Season 1, episode 3, The Entire History of You:
In this future people have a small chip in their brain that allows them to record and view their memories in exact detail like film clips on your phone. They are also able to broadcast their memories to nearby screens to share them with other people. This is of course used for security purposes where police or security guards will check a person’s recent memories to see if they did anything illegal. Instead of turning this premise into some kind of epic action thriller or something, this episode explores this technology on a much smaller scale. The plot revolves around a man reviewing memories of interactions with his girlfriend in order to find evidence of her cheating on him.
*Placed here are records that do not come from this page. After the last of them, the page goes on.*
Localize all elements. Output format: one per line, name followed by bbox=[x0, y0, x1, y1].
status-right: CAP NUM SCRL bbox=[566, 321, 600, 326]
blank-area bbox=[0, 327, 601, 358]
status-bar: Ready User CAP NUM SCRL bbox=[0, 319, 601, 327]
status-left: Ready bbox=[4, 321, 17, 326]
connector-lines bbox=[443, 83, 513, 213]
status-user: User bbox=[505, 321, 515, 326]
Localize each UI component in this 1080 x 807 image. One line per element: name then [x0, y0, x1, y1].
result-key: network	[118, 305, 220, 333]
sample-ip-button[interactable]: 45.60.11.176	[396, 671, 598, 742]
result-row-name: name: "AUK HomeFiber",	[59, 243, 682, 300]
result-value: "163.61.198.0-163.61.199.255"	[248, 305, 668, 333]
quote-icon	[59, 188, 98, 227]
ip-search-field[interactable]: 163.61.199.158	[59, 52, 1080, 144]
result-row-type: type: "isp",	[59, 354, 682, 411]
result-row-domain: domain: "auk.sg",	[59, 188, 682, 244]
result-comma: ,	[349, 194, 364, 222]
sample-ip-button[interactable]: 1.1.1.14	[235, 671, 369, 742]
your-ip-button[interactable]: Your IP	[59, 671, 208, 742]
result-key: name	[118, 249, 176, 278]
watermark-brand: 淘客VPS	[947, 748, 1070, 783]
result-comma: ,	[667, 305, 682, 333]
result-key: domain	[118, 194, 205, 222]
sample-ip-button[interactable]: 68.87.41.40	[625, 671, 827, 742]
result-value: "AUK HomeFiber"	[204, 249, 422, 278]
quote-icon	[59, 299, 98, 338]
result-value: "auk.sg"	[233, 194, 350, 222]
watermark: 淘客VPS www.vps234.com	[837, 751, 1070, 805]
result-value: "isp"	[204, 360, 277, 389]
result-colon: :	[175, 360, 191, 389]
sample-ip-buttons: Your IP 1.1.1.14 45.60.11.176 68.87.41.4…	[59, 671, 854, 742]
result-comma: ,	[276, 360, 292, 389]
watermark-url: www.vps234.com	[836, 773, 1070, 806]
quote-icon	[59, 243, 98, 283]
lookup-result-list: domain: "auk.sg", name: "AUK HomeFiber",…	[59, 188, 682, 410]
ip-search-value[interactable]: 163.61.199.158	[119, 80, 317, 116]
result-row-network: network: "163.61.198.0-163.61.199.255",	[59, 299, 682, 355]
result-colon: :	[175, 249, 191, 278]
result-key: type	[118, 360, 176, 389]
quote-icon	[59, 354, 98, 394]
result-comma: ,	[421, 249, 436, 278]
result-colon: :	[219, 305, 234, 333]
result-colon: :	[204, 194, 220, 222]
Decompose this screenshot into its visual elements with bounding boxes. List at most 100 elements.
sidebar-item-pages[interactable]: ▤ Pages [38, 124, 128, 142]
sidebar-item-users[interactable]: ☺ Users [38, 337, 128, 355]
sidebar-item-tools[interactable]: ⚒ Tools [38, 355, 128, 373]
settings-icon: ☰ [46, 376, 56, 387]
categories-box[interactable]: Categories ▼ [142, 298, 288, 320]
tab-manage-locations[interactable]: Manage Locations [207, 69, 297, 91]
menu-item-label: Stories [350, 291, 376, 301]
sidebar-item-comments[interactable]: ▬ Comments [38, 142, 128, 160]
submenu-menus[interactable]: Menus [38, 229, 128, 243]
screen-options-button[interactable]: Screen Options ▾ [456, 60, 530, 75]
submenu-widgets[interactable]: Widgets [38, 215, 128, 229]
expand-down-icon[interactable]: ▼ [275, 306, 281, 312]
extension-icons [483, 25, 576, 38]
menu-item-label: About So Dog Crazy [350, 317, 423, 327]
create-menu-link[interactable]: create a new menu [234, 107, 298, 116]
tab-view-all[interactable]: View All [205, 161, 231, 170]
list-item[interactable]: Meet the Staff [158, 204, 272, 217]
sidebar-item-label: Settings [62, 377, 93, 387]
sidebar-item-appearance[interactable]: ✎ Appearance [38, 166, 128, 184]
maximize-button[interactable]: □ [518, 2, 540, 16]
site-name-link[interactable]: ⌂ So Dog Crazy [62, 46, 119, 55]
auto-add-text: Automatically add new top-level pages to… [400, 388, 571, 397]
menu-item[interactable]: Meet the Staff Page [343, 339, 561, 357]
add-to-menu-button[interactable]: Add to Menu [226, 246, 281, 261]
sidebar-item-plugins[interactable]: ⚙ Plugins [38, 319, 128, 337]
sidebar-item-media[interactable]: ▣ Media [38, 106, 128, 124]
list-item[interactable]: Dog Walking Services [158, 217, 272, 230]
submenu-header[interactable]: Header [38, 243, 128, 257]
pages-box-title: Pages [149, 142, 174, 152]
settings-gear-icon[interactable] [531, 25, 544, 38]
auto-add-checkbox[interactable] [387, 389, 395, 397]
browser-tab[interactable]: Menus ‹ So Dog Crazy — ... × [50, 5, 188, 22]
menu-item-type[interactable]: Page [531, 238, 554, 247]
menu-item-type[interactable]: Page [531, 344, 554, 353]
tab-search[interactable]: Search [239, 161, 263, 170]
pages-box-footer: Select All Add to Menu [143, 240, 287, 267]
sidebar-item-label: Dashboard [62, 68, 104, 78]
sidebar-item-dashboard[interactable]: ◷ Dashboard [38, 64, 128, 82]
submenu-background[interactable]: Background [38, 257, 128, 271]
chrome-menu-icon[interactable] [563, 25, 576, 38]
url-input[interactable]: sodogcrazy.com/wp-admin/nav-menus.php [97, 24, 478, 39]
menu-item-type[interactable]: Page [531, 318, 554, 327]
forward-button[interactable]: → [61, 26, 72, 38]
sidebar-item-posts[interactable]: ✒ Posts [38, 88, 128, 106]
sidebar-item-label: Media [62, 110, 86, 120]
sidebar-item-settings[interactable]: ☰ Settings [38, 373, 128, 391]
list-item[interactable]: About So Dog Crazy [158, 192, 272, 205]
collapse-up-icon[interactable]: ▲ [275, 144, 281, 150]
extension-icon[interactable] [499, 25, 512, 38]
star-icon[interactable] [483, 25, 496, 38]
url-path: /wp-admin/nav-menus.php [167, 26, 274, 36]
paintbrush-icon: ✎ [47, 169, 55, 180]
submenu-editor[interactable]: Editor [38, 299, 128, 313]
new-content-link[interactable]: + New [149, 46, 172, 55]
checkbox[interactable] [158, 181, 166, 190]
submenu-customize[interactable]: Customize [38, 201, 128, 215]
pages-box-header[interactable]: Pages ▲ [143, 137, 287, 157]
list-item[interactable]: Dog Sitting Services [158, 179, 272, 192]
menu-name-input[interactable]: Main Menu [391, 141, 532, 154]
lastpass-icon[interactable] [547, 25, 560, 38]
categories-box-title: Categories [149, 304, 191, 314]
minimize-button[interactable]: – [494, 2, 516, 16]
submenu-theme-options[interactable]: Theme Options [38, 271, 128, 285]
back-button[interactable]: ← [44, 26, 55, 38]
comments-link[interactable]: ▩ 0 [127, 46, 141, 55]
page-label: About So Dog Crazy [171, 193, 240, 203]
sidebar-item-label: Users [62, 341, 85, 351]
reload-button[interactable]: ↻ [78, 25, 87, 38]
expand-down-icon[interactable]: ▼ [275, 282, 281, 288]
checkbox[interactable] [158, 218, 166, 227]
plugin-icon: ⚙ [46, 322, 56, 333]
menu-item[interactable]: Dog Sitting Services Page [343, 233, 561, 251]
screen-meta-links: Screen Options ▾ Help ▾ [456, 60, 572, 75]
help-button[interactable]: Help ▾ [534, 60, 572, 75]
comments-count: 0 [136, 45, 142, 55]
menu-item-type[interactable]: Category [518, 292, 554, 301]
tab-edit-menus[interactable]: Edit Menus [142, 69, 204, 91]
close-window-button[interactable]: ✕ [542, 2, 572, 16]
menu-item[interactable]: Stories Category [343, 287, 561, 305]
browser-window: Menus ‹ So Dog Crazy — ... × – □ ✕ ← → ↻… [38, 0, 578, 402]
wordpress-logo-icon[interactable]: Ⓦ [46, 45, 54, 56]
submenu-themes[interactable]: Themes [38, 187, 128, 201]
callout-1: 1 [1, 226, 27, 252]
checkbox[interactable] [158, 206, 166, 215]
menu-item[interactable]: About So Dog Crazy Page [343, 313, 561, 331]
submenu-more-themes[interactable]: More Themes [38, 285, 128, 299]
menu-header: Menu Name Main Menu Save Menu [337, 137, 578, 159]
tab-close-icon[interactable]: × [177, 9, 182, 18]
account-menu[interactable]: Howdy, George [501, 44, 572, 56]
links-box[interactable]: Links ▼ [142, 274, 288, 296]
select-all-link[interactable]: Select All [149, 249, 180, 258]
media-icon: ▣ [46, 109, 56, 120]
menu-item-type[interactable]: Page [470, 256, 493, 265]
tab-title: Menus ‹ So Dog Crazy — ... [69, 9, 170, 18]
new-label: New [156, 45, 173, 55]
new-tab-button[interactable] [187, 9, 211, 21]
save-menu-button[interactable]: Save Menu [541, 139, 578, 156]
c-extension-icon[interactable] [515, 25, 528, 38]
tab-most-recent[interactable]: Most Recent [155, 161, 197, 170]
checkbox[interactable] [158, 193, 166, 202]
I think this would be a very common form of misuse of such a technology if it existed, and the portrayal of it is very realistic. I also think it’s interesting to speculate about how technology impacts the average person and this episode does exactly that. As a piece of media, it’s a competently made drama – well written characters, dialog and all that – that happens to have this specific technology at it’s core. My main criticism of this episode is that the memory technology is too far fetched – our brains are extremely complex things and I highly doubt something like this can be created anytime soon.